Prior to engaging with Harris, the city completed two key Specific Plans for the North and West Downtown areas. These plans provided higher-density zoning and opportunities for the conversion of existing commercial properties into residential-only and/or mixed-use developments. Additionally, the downtown area’s proximity to the Bay Area Rapid Transit (BART) station provided for a walkable community that provides opportunities for transit-oriented development, which will help to reduce the city's carbon footprint.
The Harris team completed the first draft of the 6th Cycle Housing Element for staff’s approval and submittal to the California Department of Housing and Community Development (HCD) in September 2022. After receiving comments from the HCD in December 2022, Harris worked with staff to submit its second draft in January 2022.
The Housing Element outlines various aspects related to housing in the city, including:
- Housing needs and community characteristics
- Housing accomplishments and challenges
- Financial resources
- Housing constraints
- Affordable housing units at risk of converting to market rate
- Site inventory analysis
- Goals, programs, and objectives to meet fair housing requirements
The drafting of the 6th Cycle Housing Element was significantly driven by community stakeholders through substantial outreach to residents, service providers, non-profit organizations, developers, housing advocacy groups, and others.
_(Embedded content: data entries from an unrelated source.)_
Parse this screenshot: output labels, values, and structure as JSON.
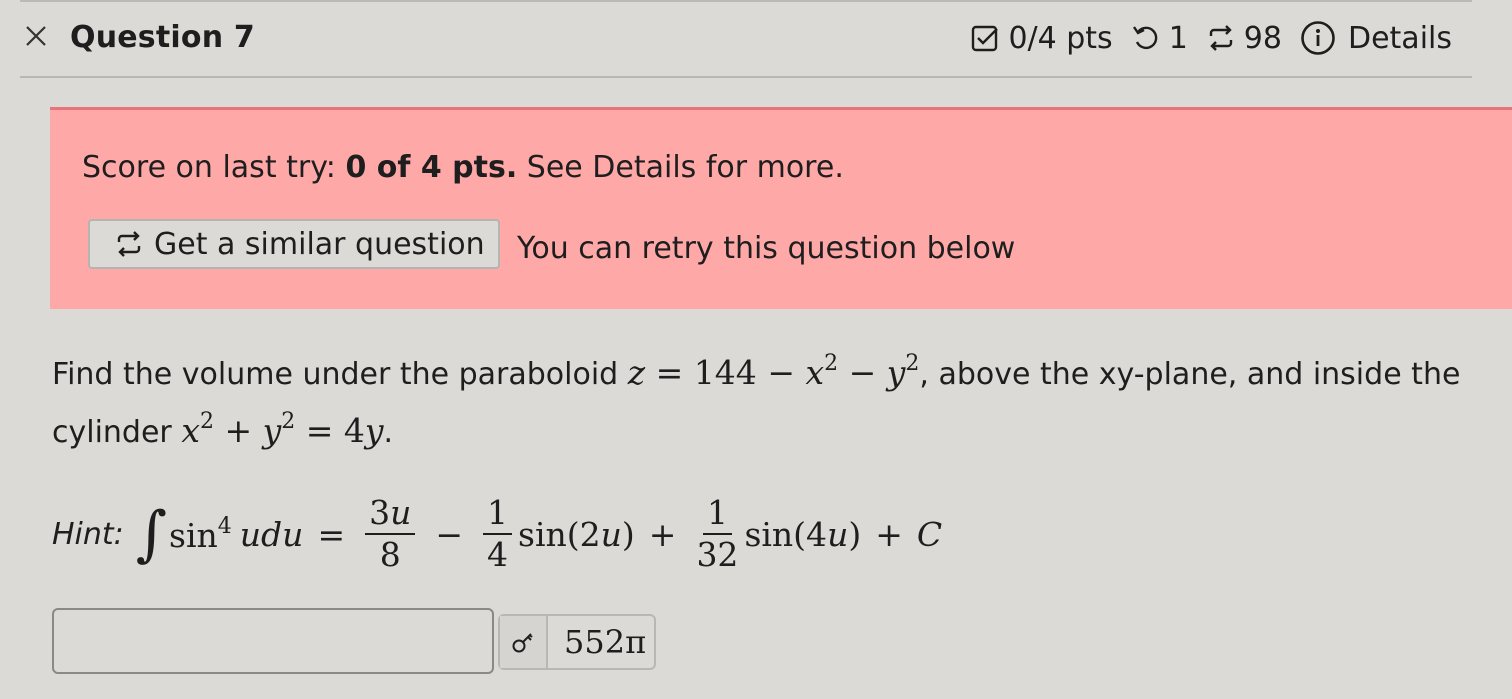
{
  "header": {
    "title": "Question 7",
    "points": "0/4 pts",
    "attempts": "1",
    "retries": "98",
    "details_label": "Details"
  },
  "alert": {
    "score_prefix": "Score on last try: ",
    "score_value": "0 of 4 pts.",
    "score_suffix": " See Details for more.",
    "similar_button": "Get a similar question",
    "retry_text": "You can retry this question below",
    "bg_color": "#ffa8a8",
    "border_color": "#e9737a"
  },
  "question": {
    "text_1": "Find the volume under the paraboloid ",
    "text_2": ", above the xy-plane, and inside the",
    "text_3": "cylinder ",
    "text_4": "."
  },
  "hint": {
    "label": "Hint:"
  },
  "answer": {
    "value": "",
    "preview": "552π"
  },
  "icons": {
    "close": "close-icon",
    "points": "checkbox-icon",
    "attempts": "undo-icon",
    "retries": "repeat-icon",
    "details": "info-icon",
    "preview": "key-icon"
  }
}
Harris created and implemented a robust community engagement plan, which involved a variety of community members and stakeholders in workshops and small group discussions to gather comprehensive and insightful input for the Housing Element, with a particular focus on the community profile and Housing Plan.
To satisfy the city's RHNA despite a severe lack of vacant land (only 22 vacant and developable residential parcels totaling 12 acres), Harris utilized creative approaches consistent with the state's Site Inventory Guidebook and developed a site inventory. The site inventory takes advantage of the city's North Downtown and West Downtown Specific Plan areas, focusing on high-density, walkable, and transit-oriented infill development that aligns with the major sustainability goals of the city and state.
Harris is also closely collaborating with the city to complete the required Safety Element Update. This involves a Statutory Exemption, Mitigated Negative Declaration (MND), hazard profiles, CEQA review, as well as outreach with the city, public, and experts.